Sandy used to like pub quiz nights. She was brilliant at general knowledge – far better than he was. He remembered a quiz they had attended, eleven or twelve years ago, and one of the questions had been to guess the size of the English Channel in square miles. Sandy had won, with a correct answer of 29,000.
He clicked his finger and thumb.
‘Yes!’
76
‘We are looking in the wrong place,’ Roy Grace announced to his team. ‘And we might be looking at the wrong people. That’s what I think.’
Instantly, he had the full attention of all twenty-eight police officers and support staff at the morning briefing. Then he tapped the side of his head.
‘The wrong place, mentally, not geographically.’
Twenty-eight pairs of curious eyes locked on to his.
It was the fourth item on the Fast Track menu of the
Murder Investigation Manual
that had sparked him.
‘I want you all to stop thinking about your own lines of enquiry, for a moment, and focus on Crime Scene Assessment. OK? Now, we’ve been assuming that this choice of dump site was an unlucky or an ignorant one. But think about this. The English Channel covers twenty-nine thousand square miles. That licensed dredge area is a hundred square miles.’
He looked at Glenn, Guy Batchelor, Bella, E-J and several others.
‘Anyone here good at maths?’
The HOLMES analyst put up her hand.
‘What percentage of the Channel is that dredge area, Juliet?’ he asked.
She did some fast mental arithmetic. ‘Approximately 0.34 per cent, Roy.’

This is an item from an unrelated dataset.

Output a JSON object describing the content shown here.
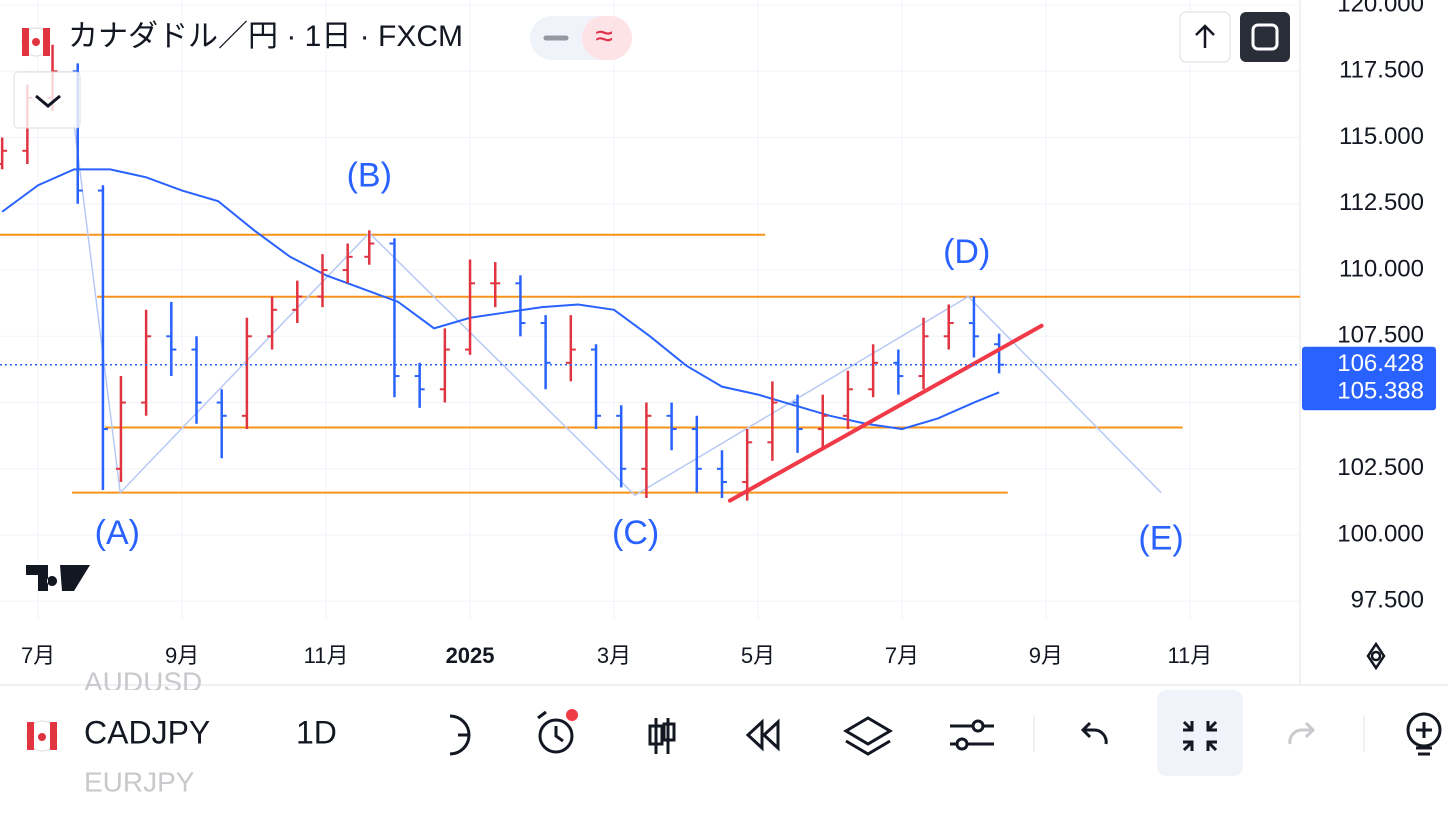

‘Small odds,’ Grace said. ‘A third of 1 per cent. We’re talking needle in a haystack percentages. If I was going to dump a body at random out in the Channel, I’d consider myself pretty unlucky to dump it on the dredge area. Actually, I’d rate the chances of that happening to be so slim as to be not worth worrying about. Unless of course I chose that area deliberately.’
He paused to let this sink in.
‘Deliberately?’ Lizzie Mantle queried.
‘Hear my reasoning,’ he said. ‘If we take the line that we are dealing with international human trafficking – the fastest-growing criminal business in the world – we can be reasonably sure of one thing: the calibre of the criminals we are dealing with. If they’re sufficiently well organized to be able to bring teenage kids into this country, and to have an effective medical organ transplant facility here, they are likely to be as professional about disposing of the bodies. They wouldn’t just go out to sea in a rubber dinghy and lob them over the side.’
He saw a general nod of approval.
‘I know we’ve been over this ground before, and we concluded the bodies were taken by either private boat or private plane or helicopter. But whatever the perps used, they would have hired a professional skipper or pilot. That person would have had charts, and been aware of the different depths of the Channel, and in all probability would have known these waters like the back of their hand. The dredge area may not be marked on all charts, but even so it is relatively shallow. If you are going to dump bodies, and you’ve got the whole of the Channel, wouldn’t you go for depth? I would.’
‘What’s the deepest point, Roy?’ Potting asked.
‘There are plenty of places where it is over two hundred feet. So why dump them in sixty-five?’
‘Speed?’ Glenn Branson suggested. ‘People panic with bodies sometimes, don’t they?’
‘Not the kind of people we’re looking at here, Glenn,’ the Detective Superintendent said.
‘Maybe they genuinely didn’t see it on their chart,’ Bella Moy said.
Grace shook his head. ‘Bella, I’m not ruling that out, but I’m postulating they might have been put there deliberately.’
‘But I don’t get why, Roy,’ DI Mantle said.